As the U. K. takes part in a summit in Brussels on Thursday and Friday to assess the progress of its EU divorce talks, the cost of leaving the political bloc continues to climb for Britain.
That is raising questions about whether a divorce is still worth it. A poll published in October by YouGov, an online research firm, showed 47% of Brits thought the country was wrong to vote to leave the EU, compared with 42% who said it was the right thing to do.
The same study found that just 18% want a second vote. Only 14% would opt to abandon Brexit completely while 52% think Brexit should “go ahead.”

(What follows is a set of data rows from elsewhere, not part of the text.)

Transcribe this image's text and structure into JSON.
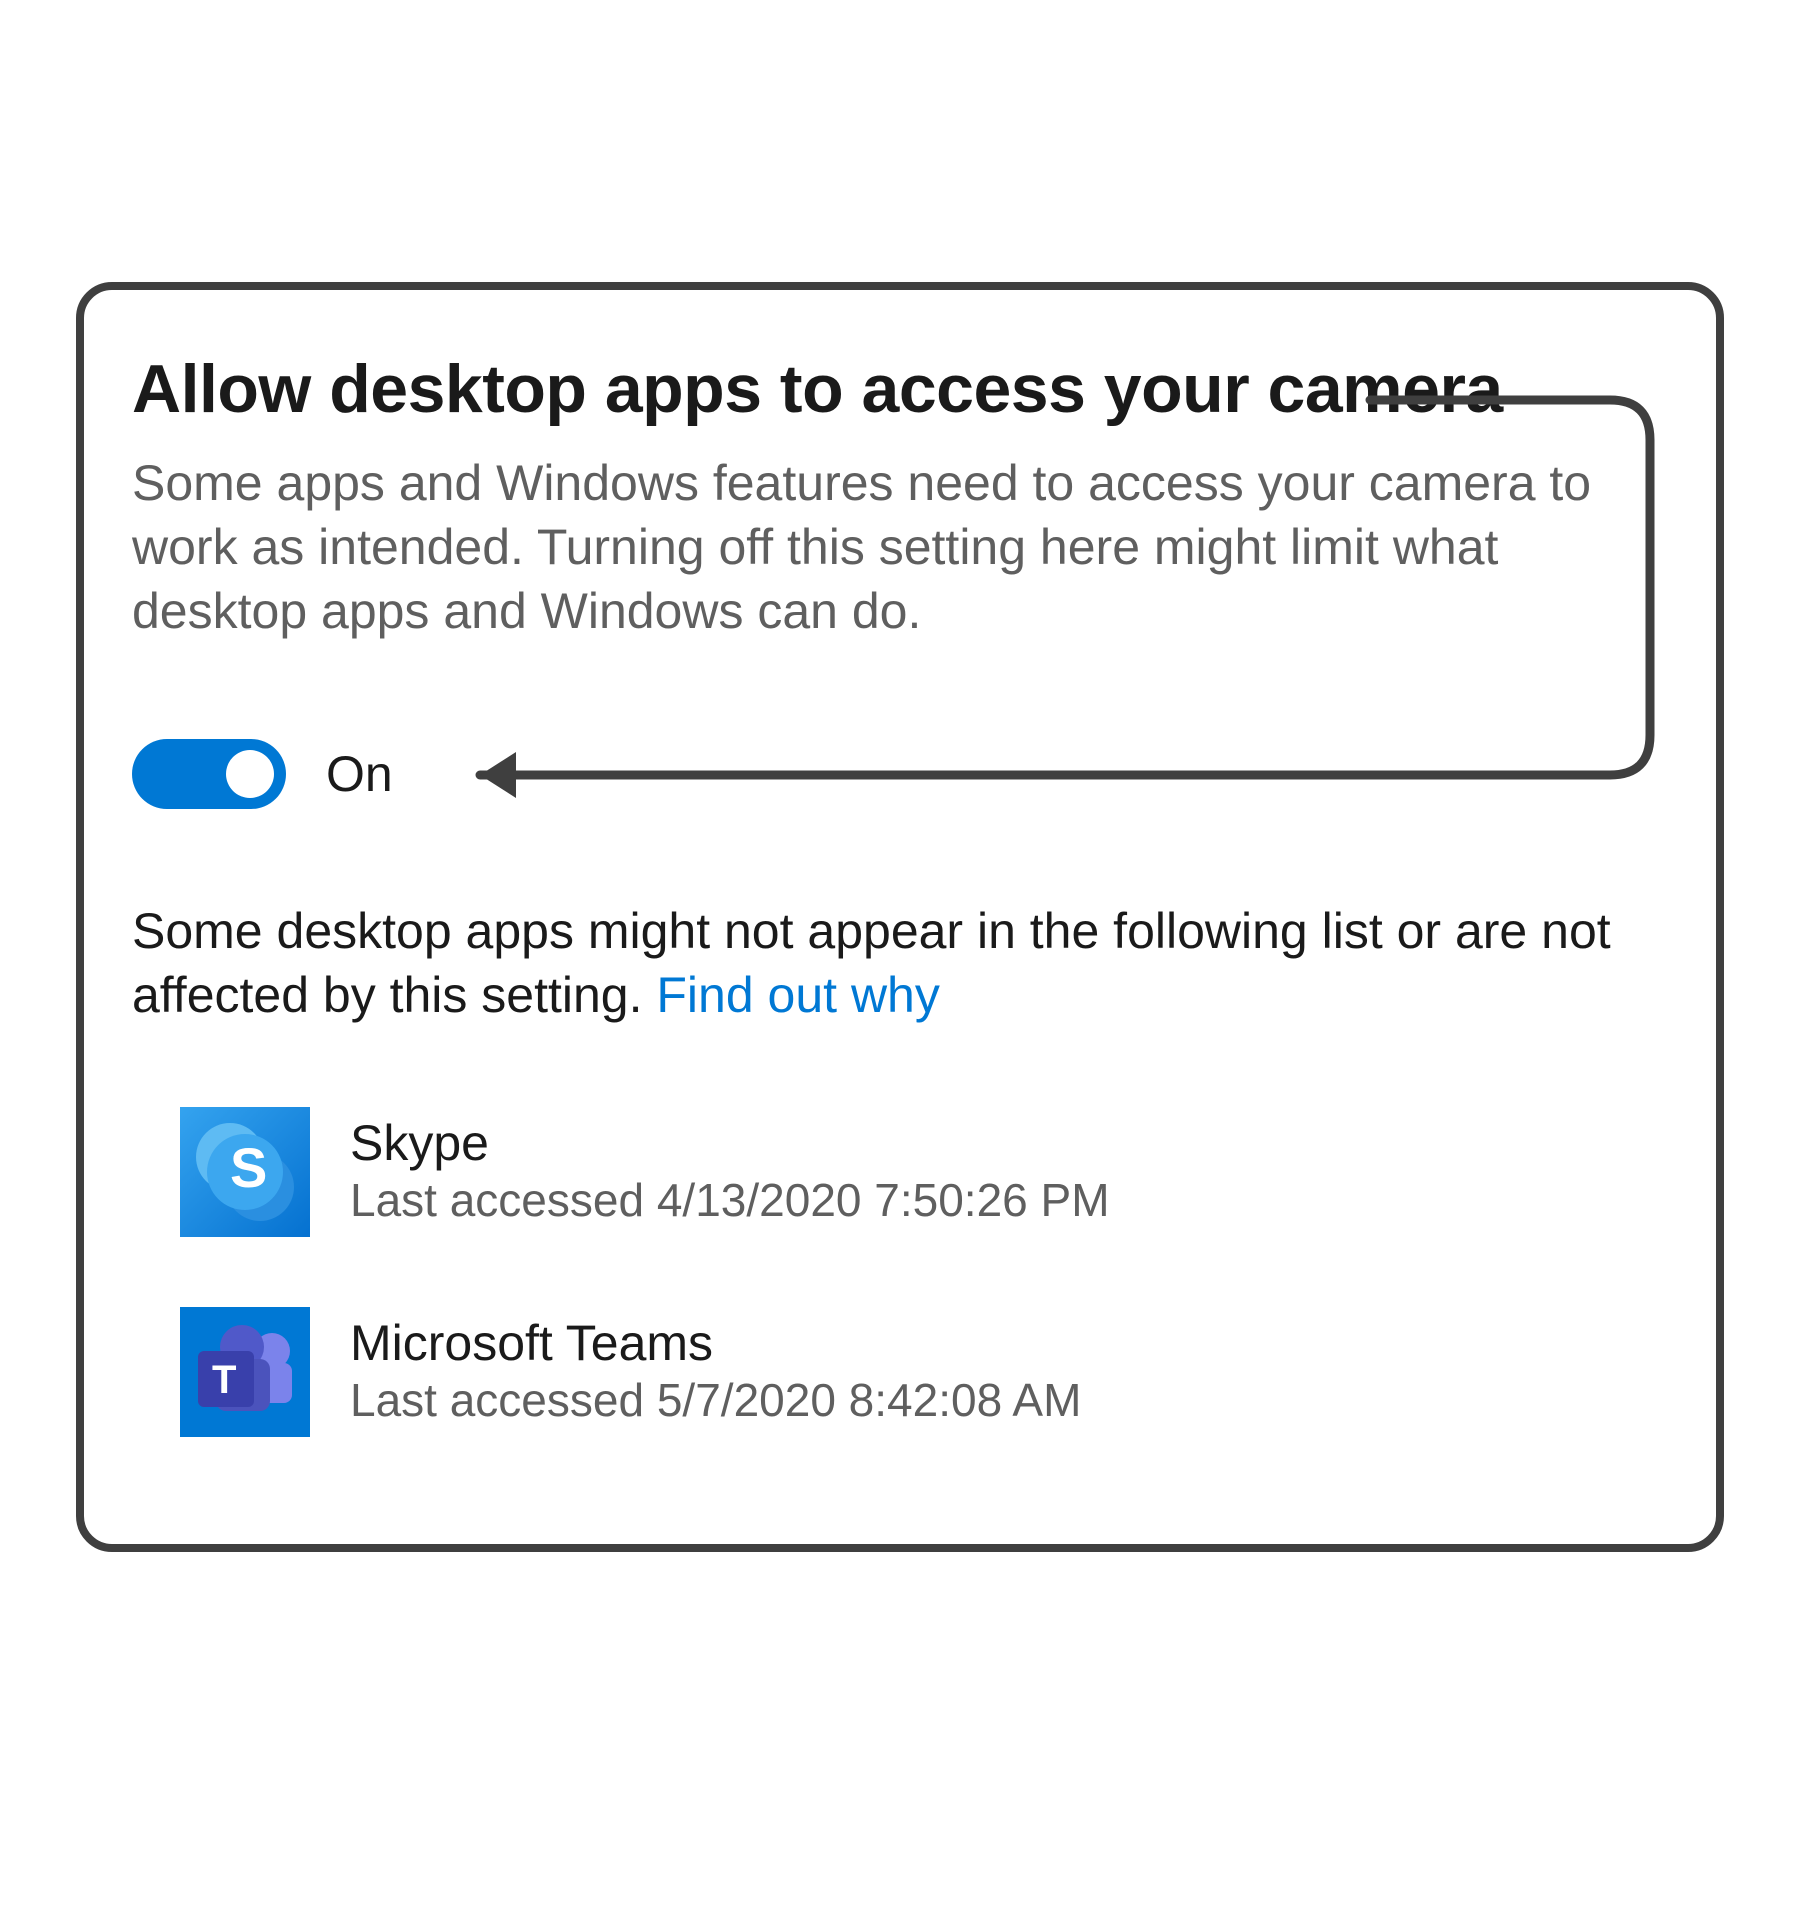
{
  "section": {
    "title": "Allow desktop apps to access your camera",
    "description": "Some apps and Windows features need to access your camera to work as intended. Turning off this setting here might limit what desktop apps and Windows can do."
  },
  "toggle": {
    "state": "on",
    "label": "On",
    "accent": "#0078d4"
  },
  "note": {
    "text": "Some desktop apps might not appear in the following list or are not affected by this setting. ",
    "link": "Find out why"
  },
  "apps": [
    {
      "name": "Skype",
      "last_accessed": "Last accessed 4/13/2020 7:50:26 PM",
      "icon": "skype-icon",
      "letter": "S"
    },
    {
      "name": "Microsoft Teams",
      "last_accessed": "Last accessed 5/7/2020 8:42:08 AM",
      "icon": "teams-icon",
      "letter": "T"
    }
  ]
}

Jon Worth, an expert on EU affairs who is staunchly pro- EU, said, “Brexit hasn’t yet entered into everyday peoples’ consciousness.”
Here are the current negative consequences of Brexit on the U. K.:
Huge divorce payment
Britain has agreed to pay the EU $ 54 billion to honor commitments from EU officials’ pensions to investments in European infrastructure.
Weaker economy
A RAND Corp. study this week suggests Britain is likely to be eco- nomically worse off outside of the EU under most scenarios.
RAND’s analysis shows that if Britain leaves the EU without agreeing to a new trade deal with the bloc, its GDP could lose 5%, or $ 140 billion, over 10 years.
Plummeting pound
In the year after the June 2016 vote, the British pound lost 16% of its value against the dollar, Bloomberg data show.
On the bright side, the weaker pound has boosted U. K. exports and made Britain a more appealing tourism destination. Overseas residents made 3.9 million visits to Britain in August, up 5% from a year earlier, according to figures released last month by the Office for National Statistics.
There were 1.9 million visits by U. S. tourists between January and June 2017, up 31% compared with the year earlier, according to VisitBritain, the country’s tourism agency.
Lost jobs
A key attraction for global banks and financial service firms is that Britain offers easy access to markets in 27 other EU countries. But Brexit could cause a loss of as many as 75,000 jobs in banking and insurance, as firms such as Goldman Sachs, Deutsche Bank and UBS Group question whether to shift operations elsewhere in the EU, Sam Woods, Britain’s top banking regulator, told lawmakers last month.